Я понимала, что мы уже не будем вместе. По ряду причин, которые есть и которые еще будут, но любила его и поливать грязью не могла позволить.

— Ты и сейчас возбудилась, когда его нет, представляю, как ты течешь, когда он рядом. Его пот я слизывала языком, — я облизнулась, прикрыв ресницы, — а твоя течка воняет даже через одежду. Пришла посмотреть на меня? Разбавить свои фантазии? Или посмотреть — мало, рассказать в подробностях?

Она насупилась, потом хихикнув, заржала как лошадь, прикрывая челюсть рукой в ажурной перчатке, сделала резкое движение, оказавшись в нескольких сантиметрах от моих глаз, выдохнула утренней колбасой в лицо:

— Вижу, ты намеков не понимаешь.

Я вспомнила молдаванку, которая пыталась уткнуть меня в ведро с прокладкой, они были удивительно похожи — отталкивающая внешность, неряшливость, агрессия, запах… Машинально потянулась в поисках защиты, нащупала ножницы…

Если она ударит, я ударю в ответ.

— Это моя компания, я — учредитель, и ты раздвигала ноги перед моим мужем за мои деньги, и я терпела тебя и его предыдущую проститутку, но все изменилось. Я боялась его потерять. А теперь могу родить ему. Слышишь? Я заплатила кучу бабок, съела тонну лекарств, чтобы родить ему. И ты мне его уступишь.

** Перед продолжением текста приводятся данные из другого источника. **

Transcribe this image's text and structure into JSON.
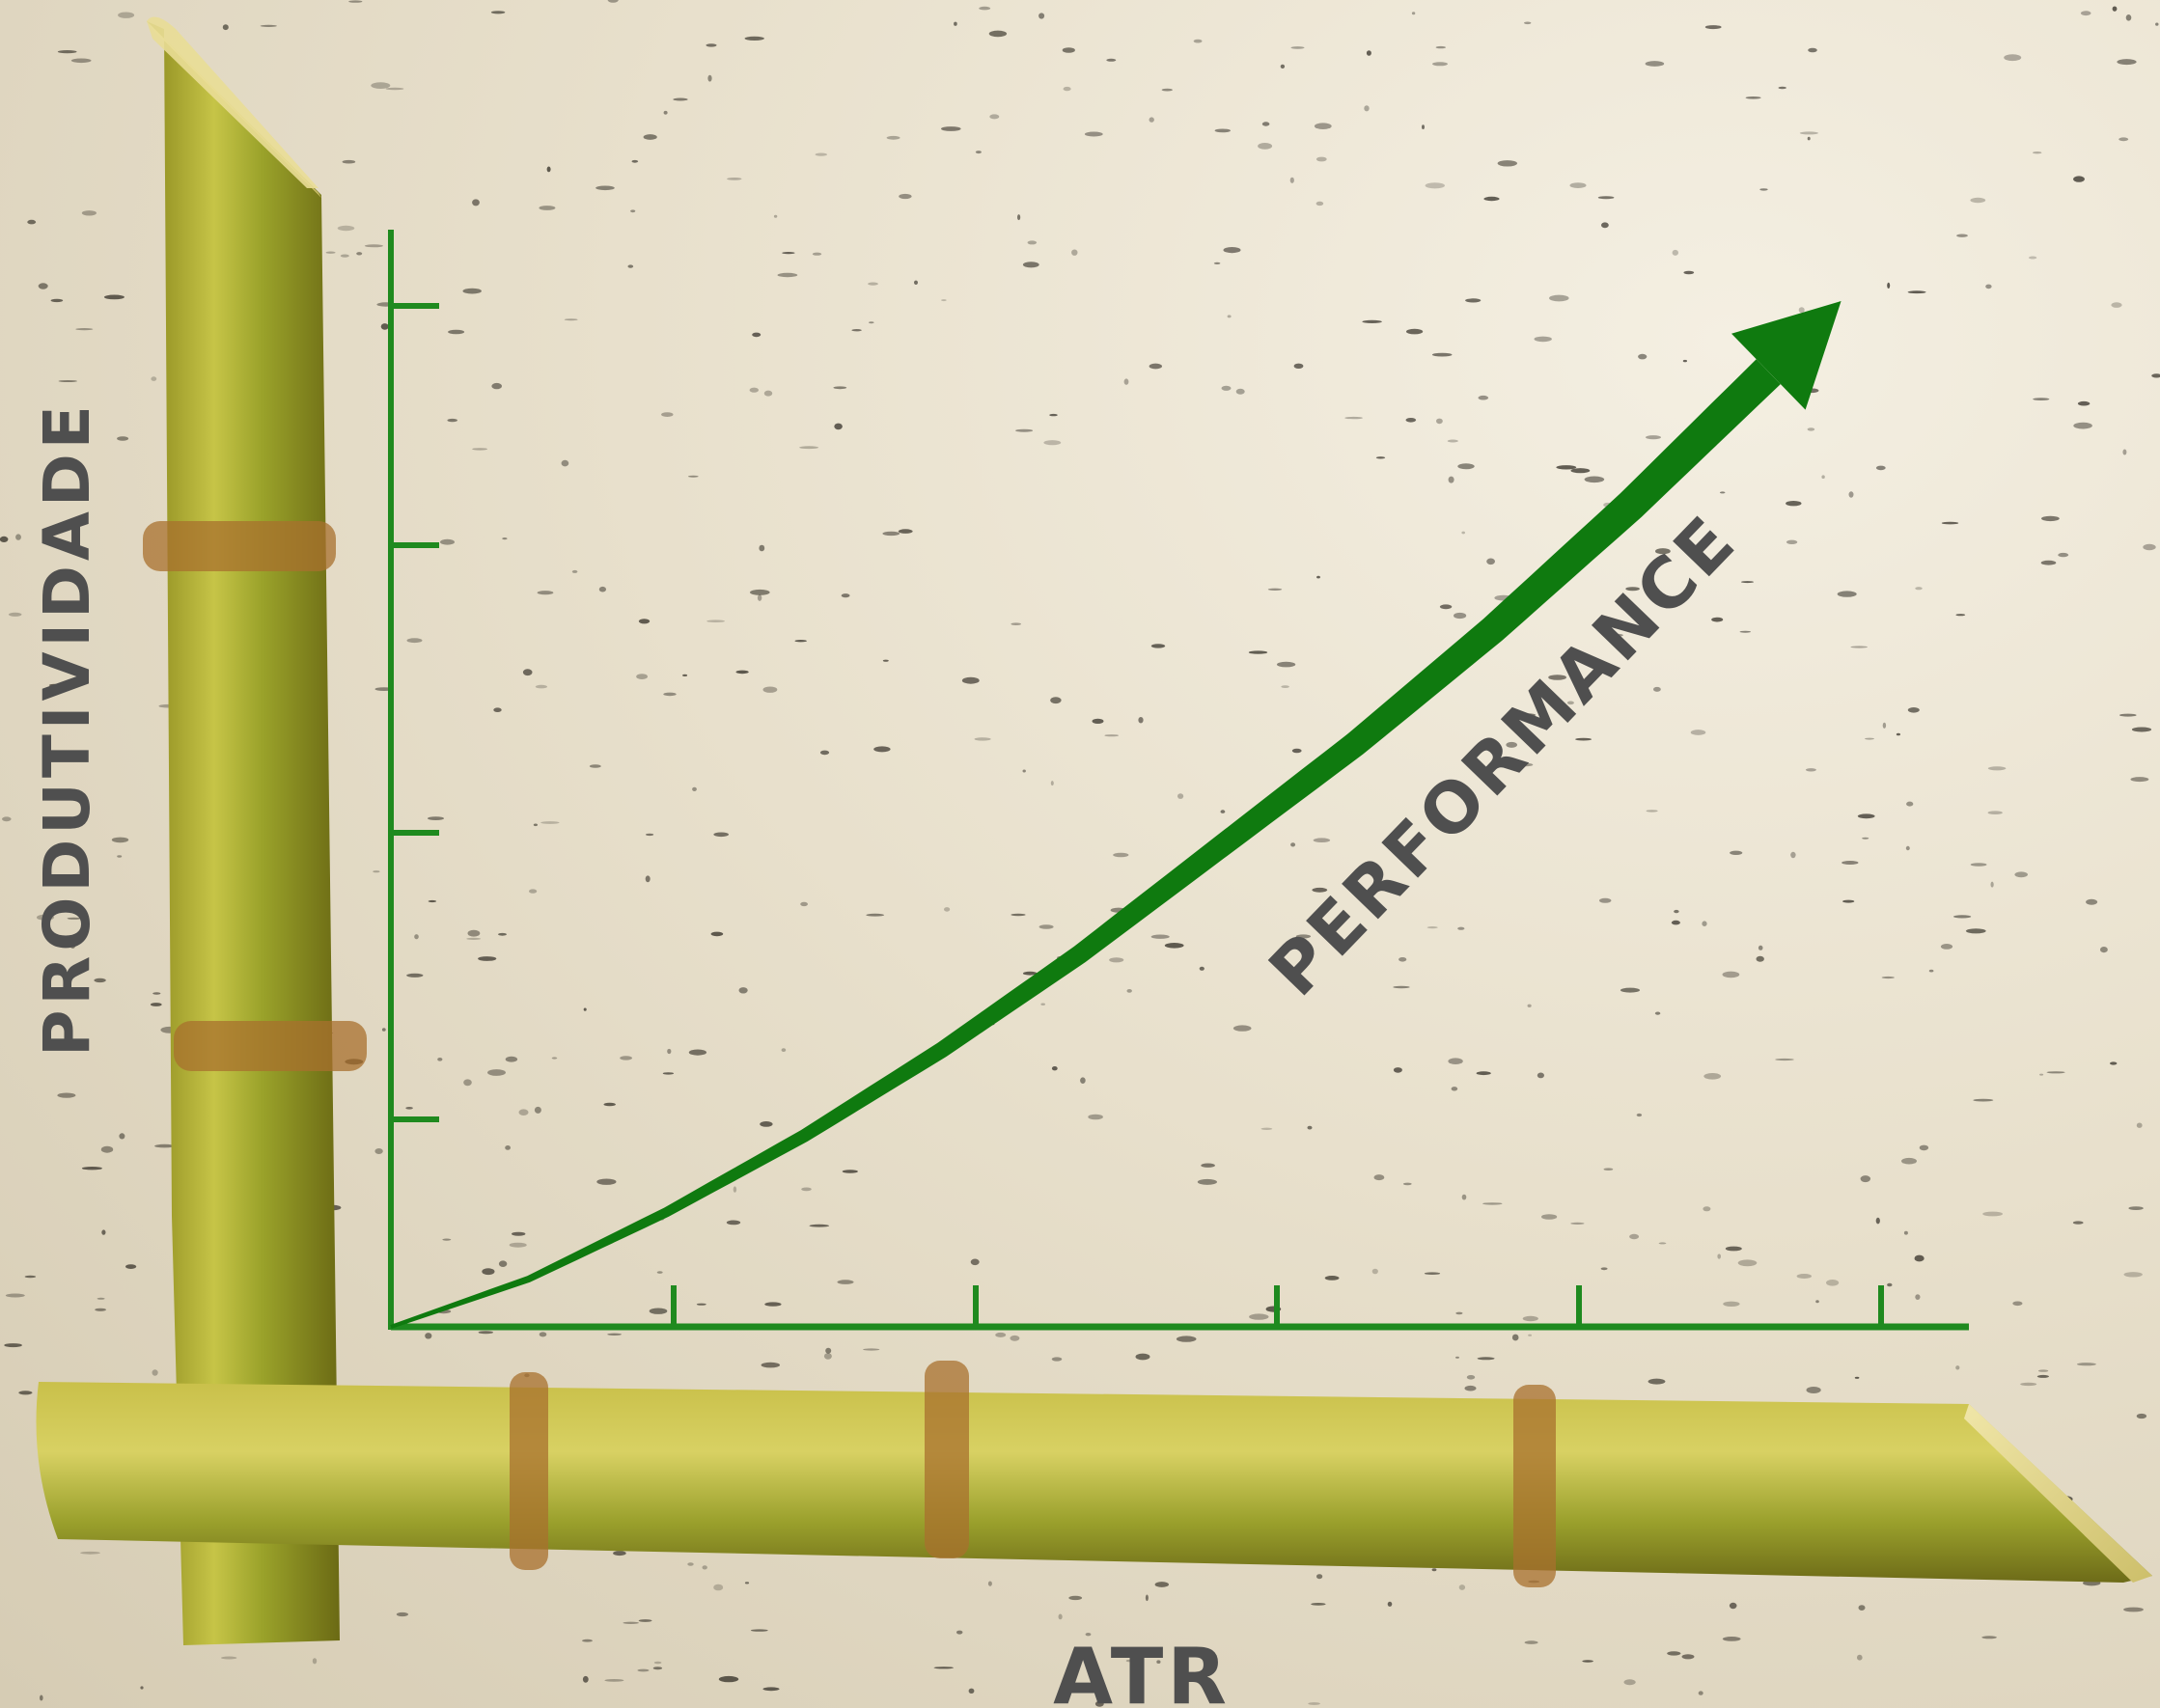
{
  "chart_data": {
    "type": "line",
    "xlabel": "ATR",
    "ylabel": "PRODUTIVIDADE",
    "annotation": "PERFORMANCE",
    "x_ticks": 5,
    "y_ticks": 5,
    "grid": false,
    "series": [
      {
        "x": [
          0,
          0.1,
          0.2,
          0.3,
          0.4,
          0.5,
          0.6,
          0.7,
          0.8,
          0.9,
          1.0
        ],
        "values": [
          0,
          0.05,
          0.12,
          0.2,
          0.29,
          0.39,
          0.5,
          0.61,
          0.73,
          0.86,
          1.0
        ]
      }
    ],
    "colors": {
      "axis": "#1f8a1f",
      "curve": "#0f7a0f",
      "text": "#4f4f4f",
      "cane": "#a9b036",
      "node": "#a8702e"
    }
  }
}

— Вот как? — я сильнее сжала кольца ножниц.

Она посмотрела на мою руку. Помедлив, вернулась в кресло.

— Ты считаешь меня уродливой сумасшедшей…

Я все еще держала ножницы в руках. Слишком резкая перемена.

— Если ты будешь с ним, тебе придется постоянно беременеть. Я пришла к тебе, потому что узнала об аборте и поняла: ты не дура.

Она положила на стол пухлый конверт. Я вздрогнула и разжала пальцы.

— Что это?

— Плата за правильный выбор.

Она думала, я сделала аборт и думала, я умею влиять на ее мужа. Я могу сыграть в честную и принципиальную, а могу сделать правильный выбор.

Я посмотрела на монитор — информация почти скачалась на флешку. Я вытащила ее, перевела взгляд на жену Матвея. Она следила за моим лицом. Флешка юркнула в рукав свитера.

— Нет гарантии, что это вновь не случится.

— Мне нужен месяц, — попросила она.

Матвея нет в городе. И не будет несколько месяцев. Она может поехать к нему. Но она может сделать это и без моего благословения.

— Сколько здесь?

— Десять тысяч.

— Ты уверена, что если я дам тебе месяц, он ко мне не вернется, — я играла ва-банк, потому что терять было нечего. — Я дам тебе два и напишу заявление об увольнении.

Она неверяще заморгала ресницами.

— Правильно, — подсказала я, — это стоит дороже.

Она положила на стол еще один пухлый конверт. Я пересчитала, переложила деньги в свою сумку, щелкнула клавишу Del на компьютере, написала заявление об увольнении и вышла.

На улице я облегченно вздохнула, остановила попутку и на одном из перекрестков выбросила в окно сим-карту. Звонок Матвея остался неотвеченным.

— Это должно означать, что я занята.


Глава № 25


Предавать тех, кто предал тебя, приятно, но если на чистоту, чувство удовлетворения вскоре сменяется страхом, роем сомнений и суетой, и ты не раз прокручиваешь в голове одну фразу: «а стоило ли?»

И ответ как в волшебной восьмерке — всегда разный и неоднозначный.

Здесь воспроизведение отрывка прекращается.